Leetcode 40 - Combination Sum II

Given a collection of candidate numbers (C) and a target number (T), find all unique combinations in C where the candidate numbers sums to T.

Each number in C may only be used once in the combination.

Note:

All numbers (including target) will be positive integers.

Elements in a combination (a1, a2, … , ak) must be in non-descending order. (ie, a1 ≤ a2 ≤ … ≤ ak).

The solution set must not contain duplicate combinations.
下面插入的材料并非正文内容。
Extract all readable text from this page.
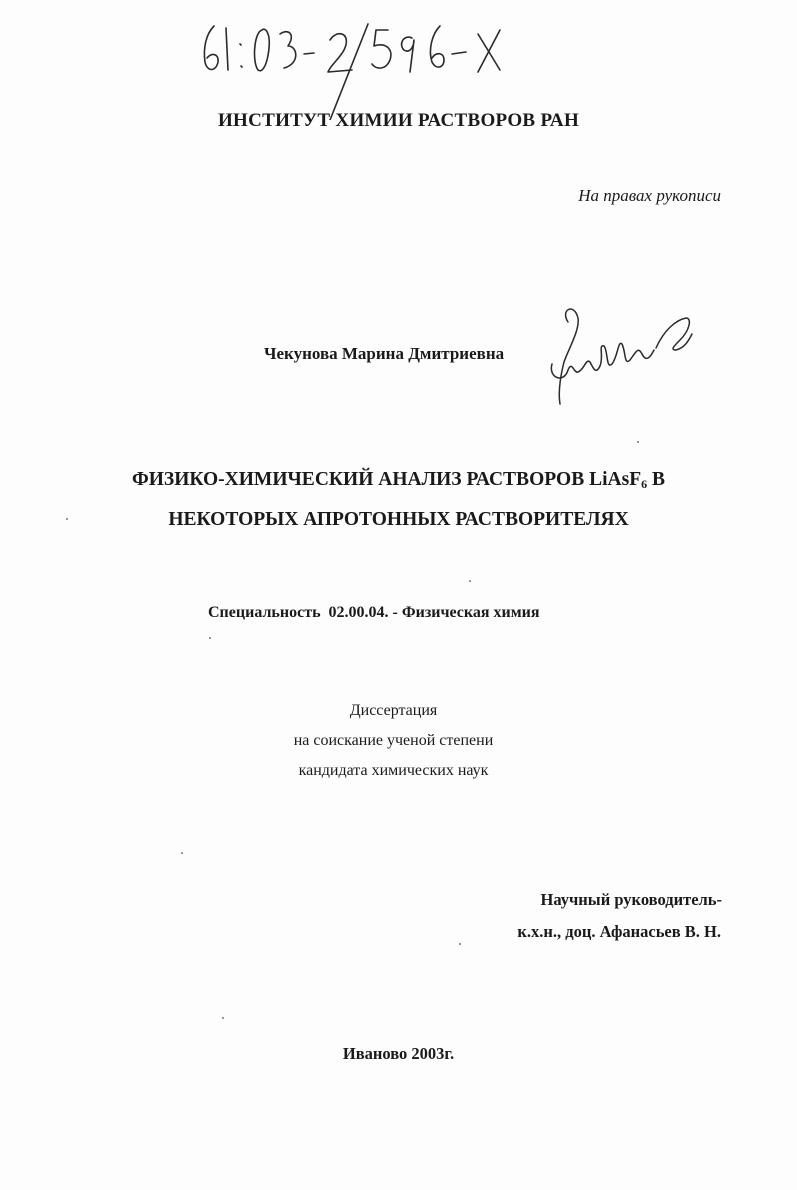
ИНСТИТУТ ХИМИИ РАСТВОРОВ РАН
На правах рукописи
Чекунова Марина Дмитриевна
ФИЗИКО-ХИМИЧЕСКИЙ АНАЛИЗ РАСТВОРОВ LiAsF$_6$ В
НЕКОТОРЫХ АПРОТОННЫХ РАСТВОРИТЕЛЯХ
Специальность  02.00.04. - Физическая химия
Диссертация
на соискание ученой степени
кандидата химических наук
Научный руководитель-
к.х.н., доц. Афанасьев В. Н.
Иваново 2003г.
For example, given candidate set 10,1,2,7,6,1,5 and target 8,

A solution set is:

[1, 7]

[1, 2, 5]

[2, 6]

[1, 1, 6]

思路：与Leetcode 39思路大致相同，依然使用深度优先搜索。本题还应考虑如何防止产生重复解。

class Solution {
public:
vector<vector<int> > combinationSum2(vector<int> &num, int target) {
sort(num.begin(),num.end());
vector<int> temp;
vector<vector<int>> result;
dfs(num,target,0,temp,result);
return result;
}

private:
void dfs(vector<int> &num,int gap,int start,vector<int> &temp,vector<vector<int>> &result){
if(gap==0)
{
result.push_back(temp);
return;
}

int previous = -1; //记录本次递归选择的数，防止重复
for(int i=start;i<num.size();i++)
{
//防止重复
if(num[i]==previous) continue;
if(gap<num[i]) return;

previous = num[i];

temp.push_back(num[i]);
dfs(num,gap-num[i],i+1,temp,result);
temp.pop_back();
}
}
};